Grim Reality And Fanciful Hopes Mar The Middle East While The Same Context Buoys Global Wall Street: The Action For January 10, 2024
A story about US-Saudi pressure on Israel to resurrect the two-state solution seems absurdly hopeful in light of the adjacent article depicting the pure hell of the war in Gaza. And while politics often seems absurdly hopeful the same is generally not true of Wal Street, making the current upswing all the more unseemly. The S&P 500 likely consolidates in front of tomorrow’s CPI print, and if that report shows any hint of good news the market likely rallies to new highs.
The market is rallying this morning but the bears likely gain control later as several indicators reveal pessimism on corporate earnings and the macro environment, and this combined with anticipation of tomorrow’s inflation print lead to profit-taking by the close. These bearish factors include:
Tin Prices: Tin is broadly used across goods and industry and falling prices typically signal worsening growth prospects.
Developed Market FOREX / $US: The dollar is getting stronger against most major currencies (€, ¥ and Renmimbi) and that’s usually bad for global growth.
Emerging Market FOREX / $US: Nations like India, South Korea, the Philippines and Mexico are getting weaker against the dollar, and that’s bad for global growth since many key imports are priced in $.
Shanghai Composite Technicals: Chinese equities are trading poorly and that bodes ill for the global economy.
Copper Prices: Copper makes the energy transition happen but is also a barometer of global growth, and falling prices signal growth may be worse than expected.

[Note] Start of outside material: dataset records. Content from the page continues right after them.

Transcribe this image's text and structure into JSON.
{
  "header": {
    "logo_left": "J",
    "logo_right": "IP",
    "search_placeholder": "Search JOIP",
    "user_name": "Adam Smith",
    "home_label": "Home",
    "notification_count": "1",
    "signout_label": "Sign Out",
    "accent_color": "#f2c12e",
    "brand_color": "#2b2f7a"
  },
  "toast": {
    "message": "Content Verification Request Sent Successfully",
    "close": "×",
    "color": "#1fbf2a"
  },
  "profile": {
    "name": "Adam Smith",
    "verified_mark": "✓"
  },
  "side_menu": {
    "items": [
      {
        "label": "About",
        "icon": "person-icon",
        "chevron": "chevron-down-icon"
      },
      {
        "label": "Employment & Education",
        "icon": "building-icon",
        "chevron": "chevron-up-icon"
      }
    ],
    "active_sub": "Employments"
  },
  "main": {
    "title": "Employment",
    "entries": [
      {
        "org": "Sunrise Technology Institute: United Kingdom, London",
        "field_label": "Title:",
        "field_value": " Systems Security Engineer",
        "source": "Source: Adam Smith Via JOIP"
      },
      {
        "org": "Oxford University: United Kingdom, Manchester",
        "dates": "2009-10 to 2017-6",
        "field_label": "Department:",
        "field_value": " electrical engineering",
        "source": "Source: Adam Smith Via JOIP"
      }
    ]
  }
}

Geopolitical Issues: Developments around the South China Sea, the Middle East and Ukraine are a clear negative for equities.
Quality Of Earnings Trend: Over the past few quarters the largest firms have generally experienced worsening credit terms, margins and inventories, signaling future profit stagnation or decline.
But as tomorrow’s print will determine market direction, the bulls can easily retake control at 8:30am tomorrow as a few bullish factors are in their favor, including:
High Yield Credit Spreads: The cost of borrowing is falling for lower-rated firms compared to their AAA siblings, a confident signal of an improving economy.
BTP-Bund Spread Of Italian & German Bonds: Italian default risk and a corresponding crisis for the Euro are muted, which is critical for European stability and is good for global growth.
Liquidity Metrics: Measures of money flow across the globe are trending upwards lately, which helps equities.
My current positions reflect my near-term bullish forecast, and include 3M (MMM), Pfizer (PFE), and a moderate position in UPRO that is partially hedged by an offsetting position in SPXU, which nets out to a long position in equities.